ML Ops is a set of practices, frameworks and tools that combines Machine Learning, DevOps and Data Engineering to deploy and maintain ML models in production reliably and efficiently.
Let’s now see what this actually means by delving deeper into the individual components that can be used to achieve ML Ops’ objectives.
- The 360* View: A user interface that provides real time visibility into what is deployed and where, with deployment status, infrastructure health, and monitoring available at a glance.
- Versioning, Monitoring, and Auditing: A rich metadata repository to record and maintain lineage and traceability including timeline of model deployment: when a model was deployed, what are the associated data pipelines, what are the features, who deployed it, what are the access rights and privileges, what are the SLAs and what are the infrastructure usage and performance expectations.
- Deployment Tools and Automation: Set of tools to: quickly deploy or rollback a version of a model in response to changing data or business needs, infrastructure agnostic to enable deployments on-premises or to the cloud with Docker and Kubernetes so that the essential complexity of packaging, configuration and parameters tuning are abstracted from development and IT Ops teams.
- End-to-End Integrated Workflows: Interfaces and workflows to seamlessly integrate with data ingestion pipelines, data preparation and cleansing modules, model development, training and validation including a/b testing. A complete orchestrated view where final deployments can be traced right back to the initial datasets and processes and actions that took place within the development life cycle.
- Cross Functional Teams: Productionizing an ML model requires a set of skills that so far were considered separate. In order to be successful we need a hybrid team that, together, covers a range of skills: Data Scientist or ML Engineer, a DevOps Engineer and a Data Engineer.
MLOps is a brand new discipline, it will evolve over time, for sure. In terms of best practices, we can leverage and extend few of the adjacent disciplines to further strengthen MLOps best practices.
The following table takes a holistic view of DevOps, Data Engineering and ML Engineering as they seem applicable to MLOps:
|MLOps Practices||DevOps Practices||Data Engineering Practices||ML Engineering Practices|
|Pipeline||APIs, Integrations||Data Ingestion Pipelines, ETL||Training ML Pipelines, Test ML Pipelines, APIs, Workflows|
|Parameters||Rule Engines||Transformation Repositories||Feature Engineering Repositories|
|Versioning||Code Version Control||Jobs Version Controls, Data Lineage, Metadata Repository||ML Code Version Control + Model Version Control|
|Output Validation||Test Cases||Test Cases||Model Validation|
|CI/CD||Deploys Code to Production||Deploys Code to Production||Deploys Code to Production + All the related pipelines and Dataset versioning|
|Data Validation||NA||Business Validation||Statistical Validation|
|Monitoring||SLA Based||SLA Based||SLA + Data Drift + Temporal monitoring + parameters performance monitoring|
Serverless technologies allow us to write code and specification which automagically translates itself to auto-scaling production workloads. Here is an interesting take on how with open-source technologies (MLRun+Nuclio+KubeFlow), you can take advantage of serverless functions and make your Data Science projects ready for real-time, extreme scale data-analytics and machine learning.
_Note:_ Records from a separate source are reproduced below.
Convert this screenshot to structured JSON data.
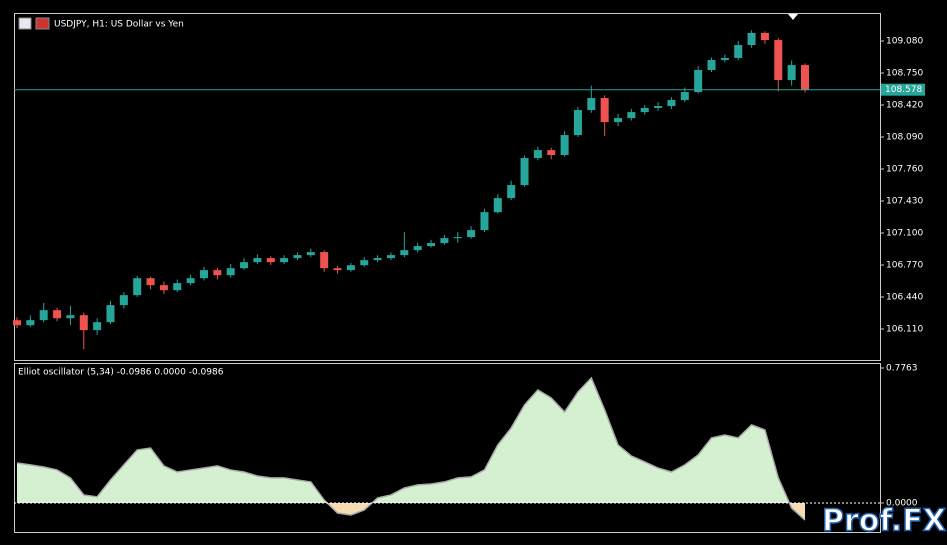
{
  "chart_data": [
    {
      "type": "candlestick",
      "title": "USDJPY, H1:  US Dollar vs Yen",
      "open": [
        106.2,
        106.149,
        106.201,
        106.304,
        106.221,
        106.252,
        106.098,
        106.18,
        106.356,
        106.459,
        106.634,
        106.562,
        106.51,
        106.583,
        106.634,
        106.717,
        106.665,
        106.737,
        106.799,
        106.841,
        106.799,
        106.841,
        106.872,
        106.903,
        106.737,
        106.717,
        106.768,
        106.82,
        106.841,
        106.872,
        106.923,
        106.965,
        106.996,
        107.047,
        107.058,
        107.13,
        107.315,
        107.46,
        107.594,
        107.873,
        107.955,
        107.904,
        108.11,
        108.368,
        108.492,
        108.244,
        108.285,
        108.347,
        108.389,
        108.409,
        108.471,
        108.554,
        108.781,
        108.884,
        108.905,
        109.039,
        109.163,
        109.09,
        108.678,
        108.832
      ],
      "high": [
        106.23,
        106.25,
        106.38,
        106.33,
        106.35,
        106.28,
        106.22,
        106.4,
        106.49,
        106.66,
        106.65,
        106.6,
        106.62,
        106.67,
        106.75,
        106.74,
        106.78,
        106.84,
        106.88,
        106.86,
        106.87,
        106.9,
        106.94,
        106.92,
        106.76,
        106.79,
        106.85,
        106.87,
        106.9,
        107.11,
        107.0,
        107.03,
        107.08,
        107.11,
        107.17,
        107.35,
        107.5,
        107.64,
        107.9,
        107.99,
        107.98,
        108.15,
        108.4,
        108.62,
        108.52,
        108.33,
        108.38,
        108.42,
        108.45,
        108.5,
        108.6,
        108.82,
        108.91,
        108.94,
        109.08,
        109.19,
        109.18,
        109.11,
        108.88,
        108.85
      ],
      "low": [
        106.12,
        106.13,
        106.18,
        106.19,
        106.15,
        105.9,
        106.05,
        106.16,
        106.32,
        106.44,
        106.52,
        106.47,
        106.49,
        106.56,
        106.61,
        106.62,
        106.64,
        106.72,
        106.78,
        106.77,
        106.78,
        106.82,
        106.85,
        106.7,
        106.68,
        106.7,
        106.75,
        106.8,
        106.82,
        106.85,
        106.9,
        106.95,
        106.98,
        107.0,
        107.04,
        107.11,
        107.3,
        107.44,
        107.58,
        107.85,
        107.86,
        107.89,
        108.09,
        108.34,
        108.1,
        108.2,
        108.26,
        108.32,
        108.36,
        108.38,
        108.45,
        108.54,
        108.76,
        108.86,
        108.88,
        109.01,
        109.05,
        108.56,
        108.62,
        108.55
      ],
      "close": [
        106.149,
        106.201,
        106.304,
        106.221,
        106.252,
        106.098,
        106.18,
        106.356,
        106.459,
        106.634,
        106.562,
        106.51,
        106.583,
        106.634,
        106.717,
        106.665,
        106.737,
        106.799,
        106.841,
        106.799,
        106.841,
        106.872,
        106.903,
        106.737,
        106.717,
        106.768,
        106.82,
        106.841,
        106.872,
        106.923,
        106.965,
        106.996,
        107.047,
        107.058,
        107.13,
        107.315,
        107.46,
        107.594,
        107.873,
        107.955,
        107.904,
        108.11,
        108.368,
        108.492,
        108.244,
        108.285,
        108.347,
        108.389,
        108.409,
        108.471,
        108.554,
        108.781,
        108.884,
        108.905,
        109.039,
        109.163,
        109.09,
        108.678,
        108.832,
        108.574
      ],
      "up_color": "#26a69a",
      "down_color": "#ef5350",
      "current_price": {
        "value": 108.578,
        "label": "108.578"
      },
      "ylim": [
        105.79,
        109.369
      ],
      "yticks": [
        {
          "value": 109.08,
          "label": "109.080"
        },
        {
          "value": 108.75,
          "label": "108.750"
        },
        {
          "value": 108.42,
          "label": "108.420"
        },
        {
          "value": 108.09,
          "label": "108.090"
        },
        {
          "value": 107.76,
          "label": "107.760"
        },
        {
          "value": 107.43,
          "label": "107.430"
        },
        {
          "value": 107.1,
          "label": "107.100"
        },
        {
          "value": 106.77,
          "label": "106.770"
        },
        {
          "value": 106.44,
          "label": "106.440"
        },
        {
          "value": 106.11,
          "label": "106.110"
        }
      ]
    },
    {
      "type": "area",
      "title": "Elliot oscillator (5,34) -0.0986 0.0000 -0.0986",
      "values": [
        0.23,
        0.219,
        0.207,
        0.19,
        0.144,
        0.046,
        0.035,
        0.132,
        0.219,
        0.305,
        0.316,
        0.213,
        0.178,
        0.19,
        0.201,
        0.213,
        0.19,
        0.178,
        0.155,
        0.144,
        0.144,
        0.132,
        0.121,
        0.017,
        -0.058,
        -0.069,
        -0.04,
        0.029,
        0.046,
        0.086,
        0.104,
        0.109,
        0.121,
        0.144,
        0.15,
        0.19,
        0.334,
        0.431,
        0.564,
        0.65,
        0.604,
        0.523,
        0.638,
        0.719,
        0.535,
        0.334,
        0.27,
        0.236,
        0.201,
        0.178,
        0.219,
        0.276,
        0.374,
        0.391,
        0.374,
        0.449,
        0.42,
        0.144,
        -0.029,
        -0.0986
      ],
      "positive_color": "#d4f0d0",
      "negative_color": "#f7dcb2",
      "line_color": "#aaaaaa",
      "ylim": [
        -0.167,
        0.805
      ],
      "yticks": [
        0.7763,
        {
          "value": 0,
          "label": "0.0000"
        }
      ]
    }
  ],
  "watermark": "Prof.FX"
}
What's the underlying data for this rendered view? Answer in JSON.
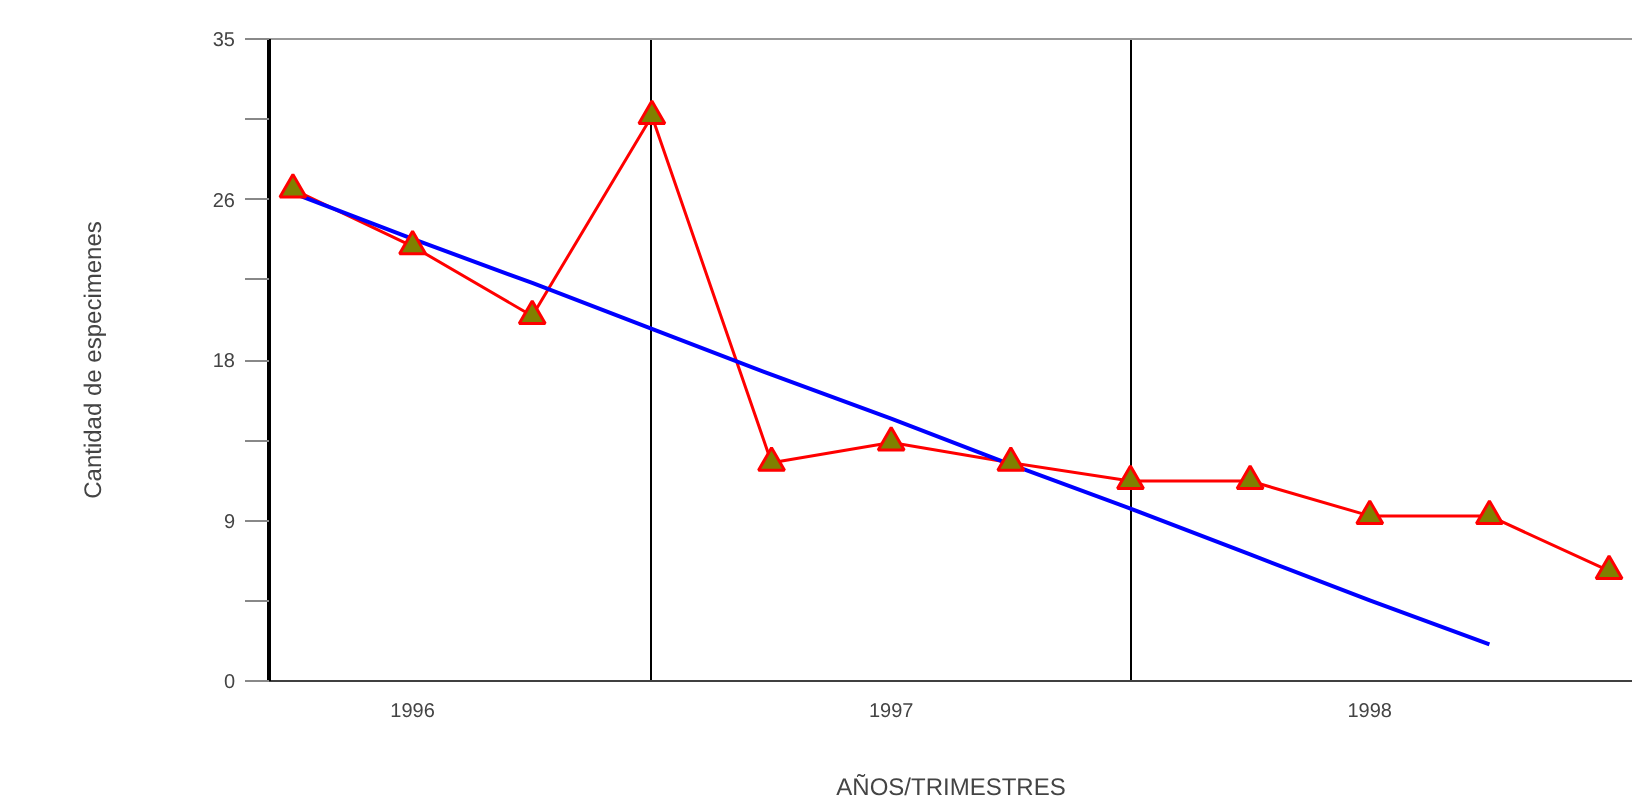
{
  "chart_data": {
    "type": "line",
    "xlabel": "AÑOS/TRIMESTRES",
    "ylabel": "Cantidad de especimenes",
    "categories": [
      null,
      "1996",
      null,
      null,
      null,
      "1997",
      null,
      null,
      null,
      "1998",
      null,
      null
    ],
    "series": [
      {
        "color": "#ff0000",
        "values": [
          26.8,
          23.7,
          19.9,
          30.8,
          11.9,
          13.0,
          11.9,
          10.9,
          10.9,
          9.0,
          9.0,
          6.0
        ],
        "marker": "triangle"
      },
      {
        "color": "#0000ff",
        "values": [
          26.6,
          24.1,
          21.7,
          19.2,
          16.7,
          14.3,
          11.8,
          9.4,
          6.9,
          4.4,
          2.0,
          null
        ],
        "marker": "none"
      }
    ],
    "ylim": [
      0,
      35
    ],
    "yticks": [
      0,
      {
        "value": 4.375,
        "label": null
      },
      {
        "value": 8.75,
        "label": "9"
      },
      {
        "value": 13.125,
        "label": null
      },
      {
        "value": 17.5,
        "label": "18"
      },
      {
        "value": 21.875,
        "label": null
      },
      {
        "value": 26.25,
        "label": "26"
      },
      {
        "value": 30.625,
        "label": null
      },
      35
    ],
    "grid": "x",
    "line_style": "solid"
  }
}
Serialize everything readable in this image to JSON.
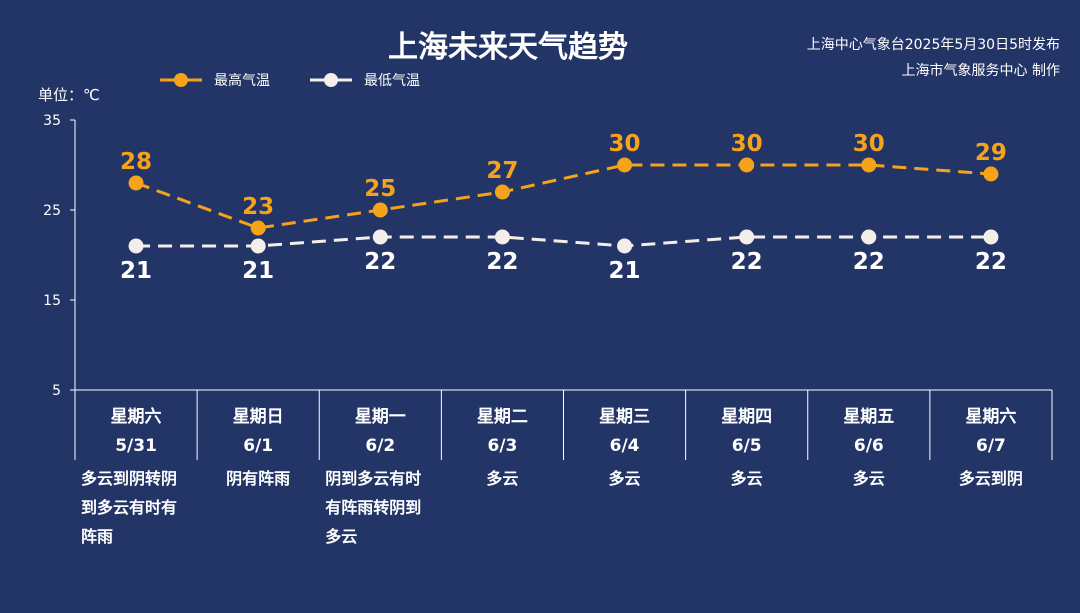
{
  "title": "上海未来天气趋势",
  "source_line1": "上海中心气象台2025年5月30日5时发布",
  "source_line2": "上海市气象服务中心 制作",
  "unit_label": "单位：℃",
  "colors": {
    "background": "#233567",
    "high": "#f5a31a",
    "low": "#f4eeea",
    "axis": "#ffffff"
  },
  "chart_data": {
    "type": "line",
    "ylim": [
      5,
      35
    ],
    "yticks": [
      5,
      15,
      25,
      35
    ],
    "ylabel": "单位：℃",
    "categories": [
      "星期六\n5/31",
      "星期日\n6/1",
      "星期一\n6/2",
      "星期二\n6/3",
      "星期三\n6/4",
      "星期四\n6/5",
      "星期五\n6/6",
      "星期六\n6/7"
    ],
    "weekdays": [
      "星期六",
      "星期日",
      "星期一",
      "星期二",
      "星期三",
      "星期四",
      "星期五",
      "星期六"
    ],
    "dates": [
      "5/31",
      "6/1",
      "6/2",
      "6/3",
      "6/4",
      "6/5",
      "6/6",
      "6/7"
    ],
    "weather": [
      [
        "多云到阴转阴",
        "到多云有时有",
        "阵雨"
      ],
      [
        "阴有阵雨"
      ],
      [
        "阴到多云有时",
        "有阵雨转阴到",
        "多云"
      ],
      [
        "多云"
      ],
      [
        "多云"
      ],
      [
        "多云"
      ],
      [
        "多云"
      ],
      [
        "多云到阴"
      ]
    ],
    "series": [
      {
        "name": "最高气温",
        "values": [
          28,
          23,
          25,
          27,
          30,
          30,
          30,
          29
        ]
      },
      {
        "name": "最低气温",
        "values": [
          21,
          21,
          22,
          22,
          21,
          22,
          22,
          22
        ]
      }
    ],
    "legend_position": "top-left",
    "grid": false
  }
}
As data science teams grow and businesses increase the ML models adoption, the challenges that organizations will face in their operationalization will also increase. MLOps solves many of these challenges by optimising time to production, increasing collaboration and reducing cross-functional dependencies, improve reliability and reducing error and providing, at all times, visibility and traceability.
At Tredence, we have formed a cross functional practice for MLOps bringing in multiple disciplines (DevOps, Data Engineering, ML Engineering, Automation, Cloud and Infrastructure Management) to develop MLOps offerings for our clients.